Affen passen Fellpflege an soziales Umfeld an

Schimpansen betreiben am liebsten mit Weibchen Fellpflege, die ein Baby haben, oder mit ihren Freunden. Foto: MPI f. evolutionäre Anthropologie/ A. Mielke

Die Kooperation mit anderen und der Austausch von Gefälligkeiten zum Nutzen aller Beteiligten ist für Menschen äußerst wichtig und mitverantwortlich für den Erfolg unserer Art. Um ein Ziel zu erreichen, suchen wir den bestmöglichen Kooperationspartner aus.

Doch wer sich dafür qualifiziert, hängt von der jeweiligen Aufgabe, den Fähigkeiten aller verfügbaren Kandidaten und unseren sozialen Beziehungen zu ihnen ab. Ähnlich wie der Mensch leben viele nicht-menschliche Primaten in eng verbundenen sozialen Gruppen, deren einzelne Mitglieder miteinander kooperieren und einander zu ihrem gegenseitigen Nutzen Gefälligkeiten gewähren.

Die gegenseitige Fellpflege spielt innerhalb dieses Systems eine besondere Rolle, da die Tiere Gefälligkeiten wie zum Beispiel die Unterstützung bei Streitigkeiten oder Zugang zu Nahrungsquellen dafür erwarten können. Verschiedene Gruppenmitglieder bieten ihrem Rang und ihren Fähigkeiten entsprechend verschiedene Gegenleistungen an. Beispielsweise sind hochrangige Tiere eine besonders wertvolle Unterstützung bei einem Kampf.

Da die Zeit für Fellpflege begrenzt ist, bemühen sich alle, den jeweils besten Partner aus allen verfügbaren Kandidaten auszuwählen. Interessanterweise hängt der Erfolg der Interaktion aber nicht nur von dem Individuum selbst und seinem ausgewählten Partner ab, sondern auch vom Publikum: Hat der Partner einen Freund unter den Anwesenden, könnte dieser sich einmischen, oder der Partner könnte die Fellpflege vorzeitig beenden. In beiden Fällen wären Zeit und Mühe umsonst gewesen.

Daten aus dem Regenwald

Der Primatologe Alexander Mielke und seine Kollegen vom Max-Planck-Institut für evolutionäre Anthropologie haben nun im Taï-Nationalpark an der Elfenbeinküste untersucht, welche Eigenschaften Schimpansen und Rußmangaben bei der Auswahl eines Fellpflegepartners berücksichtigen, und ob die Zusammensetzung ihres Publikums ihre Entscheidung beeinflusst.

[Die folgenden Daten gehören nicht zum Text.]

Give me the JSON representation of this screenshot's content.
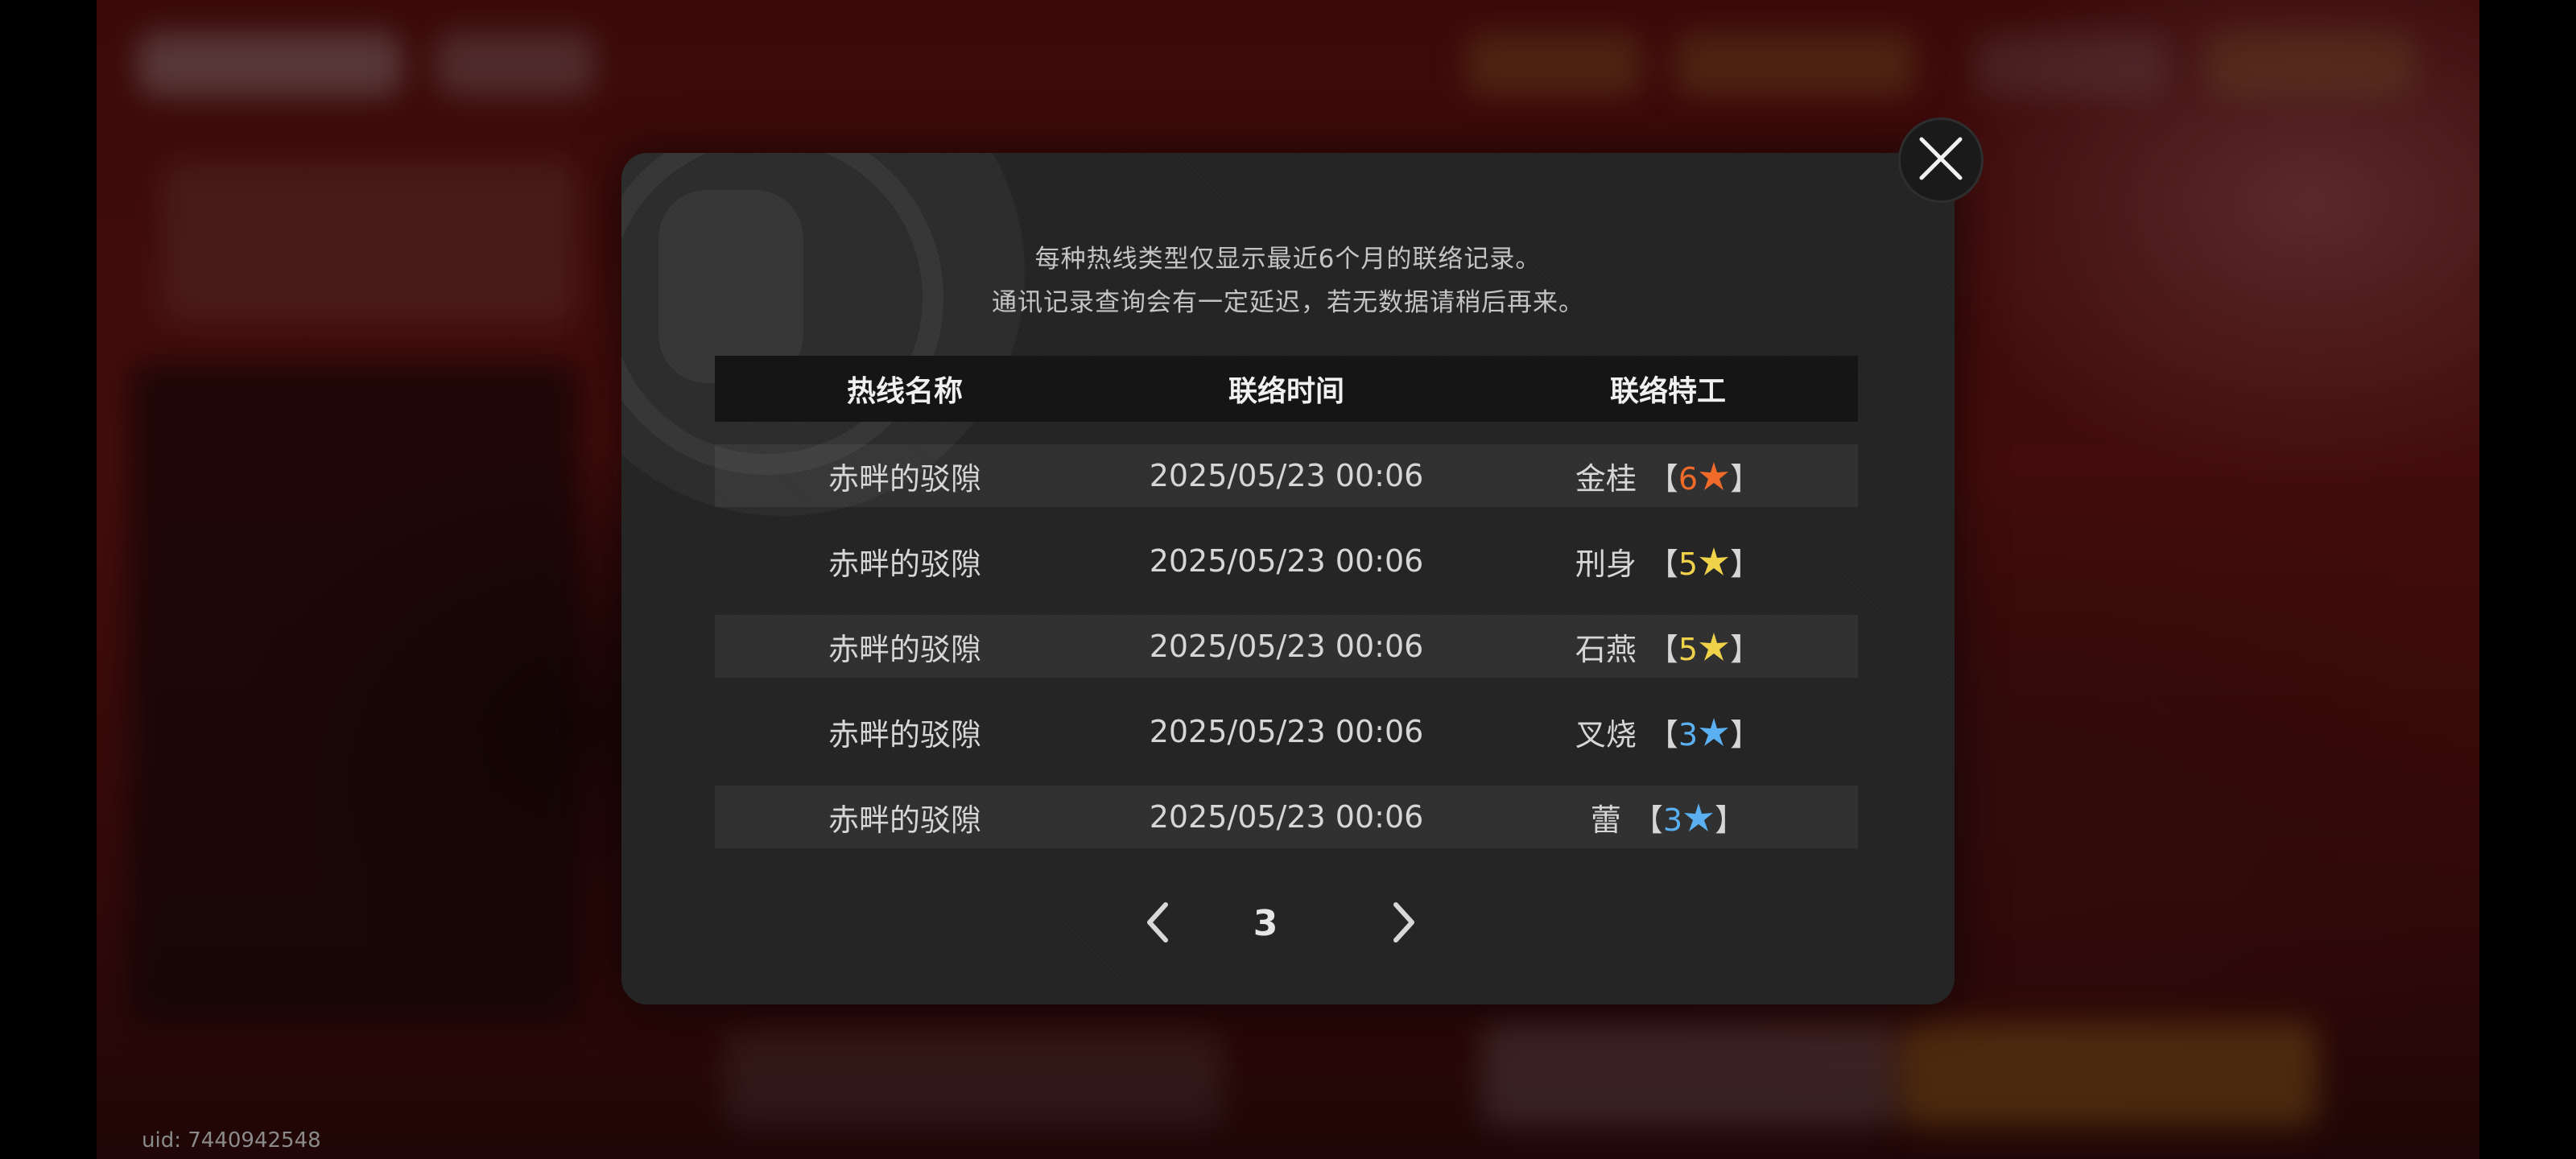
{
  "background": {
    "uid_text": "uid: 7440942548"
  },
  "dialog": {
    "notice_line1": "每种热线类型仅显示最近6个月的联络记录。",
    "notice_line2": "通讯记录查询会有一定延迟，若无数据请稍后再来。",
    "close_icon": "close-icon",
    "columns": [
      "热线名称",
      "联络时间",
      "联络特工"
    ],
    "rows": [
      {
        "hotline": "赤畔的驳隙",
        "time": "2025/05/23 00:06",
        "agent": "金桂",
        "rank": "6",
        "rank_color": "#f06a2a"
      },
      {
        "hotline": "赤畔的驳隙",
        "time": "2025/05/23 00:06",
        "agent": "刑身",
        "rank": "5",
        "rank_color": "#f0d24a"
      },
      {
        "hotline": "赤畔的驳隙",
        "time": "2025/05/23 00:06",
        "agent": "石燕",
        "rank": "5",
        "rank_color": "#f0d24a"
      },
      {
        "hotline": "赤畔的驳隙",
        "time": "2025/05/23 00:06",
        "agent": "叉烧",
        "rank": "3",
        "rank_color": "#5ab0f0"
      },
      {
        "hotline": "赤畔的驳隙",
        "time": "2025/05/23 00:06",
        "agent": "蕾",
        "rank": "3",
        "rank_color": "#5ab0f0"
      }
    ],
    "pagination": {
      "current_page": "3",
      "prev_icon": "chevron-left-icon",
      "next_icon": "chevron-right-icon"
    }
  }
}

Im Rahmen des Taï-Schimpansen-Projekts sammelten die Forscher Daten in zwei Schimpansen- und einer Mangaben-Gemeinschaft. Im Gegensatz zu früheren Studien betrachteten sie jedes Angebot zur Fellpflege als persönliche Entscheidung eines Individuums: Welchen von allen möglichen Partnern mit ihren spezifischen Eigenschaften würden die Tiere auswählen?

Um die sozialen Beziehungen und den Dominanzrang aller Individuen zu bestimmen, analysierten Mielke und seine Kollegen Daten, die Forscher und Feldforschungsassistenten über viele Jahre hinweg gesammelt hatten.

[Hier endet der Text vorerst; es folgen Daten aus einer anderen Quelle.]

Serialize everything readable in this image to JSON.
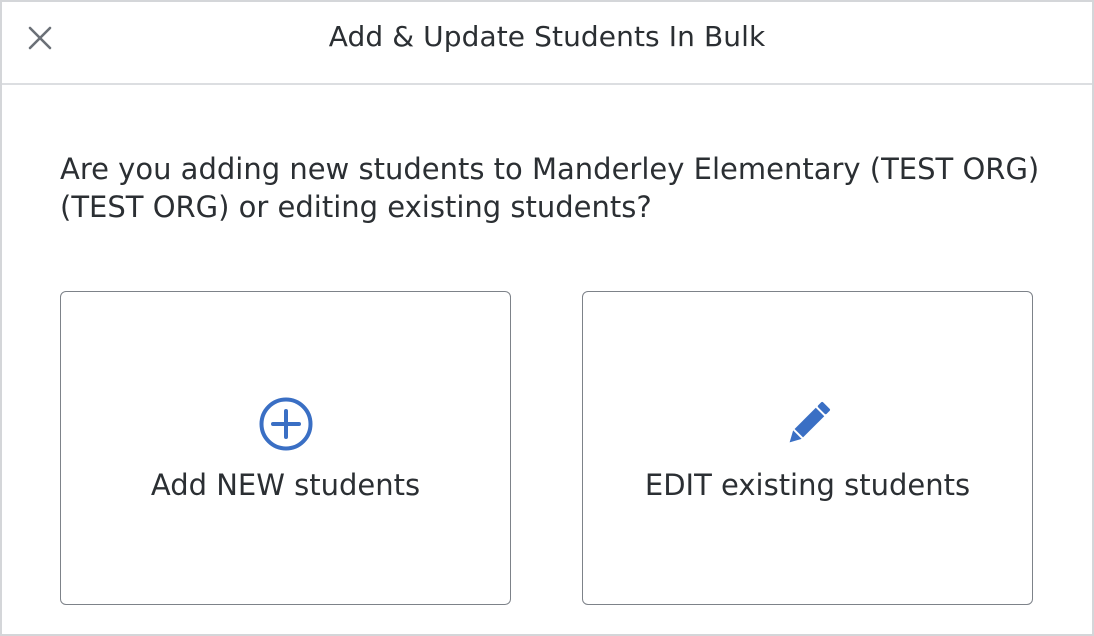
{
  "modal": {
    "title": "Add & Update Students In Bulk",
    "close_icon": "close-icon",
    "question": "Are you adding new students to Manderley Elementary (TEST ORG) (TEST ORG) or editing existing students?"
  },
  "options": [
    {
      "label": "Add NEW students",
      "icon": "plus-circle-icon"
    },
    {
      "label": "EDIT existing students",
      "icon": "pencil-icon"
    }
  ],
  "colors": {
    "accent": "#3a6fc4",
    "text": "#2b2f33",
    "border": "#7d8289",
    "close_icon": "#6b7077"
  }
}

Sie bewerteten, inwiefern bestimmte Parameter einen Einfluss auf die Fellpflegepartnerwahl hatten, darunter der Fortpflanzungsstatus des potenziellen Partners (ob ein Weibchen ein Baby hat oder empfängnisbereit ist), seine soziale Beziehung zum Entscheidungsträger, ob beide Tiere kürzlich eine aggressive Auseinandersetzung miteinander hatten, das Geschlecht und die Position in der Rangordnung.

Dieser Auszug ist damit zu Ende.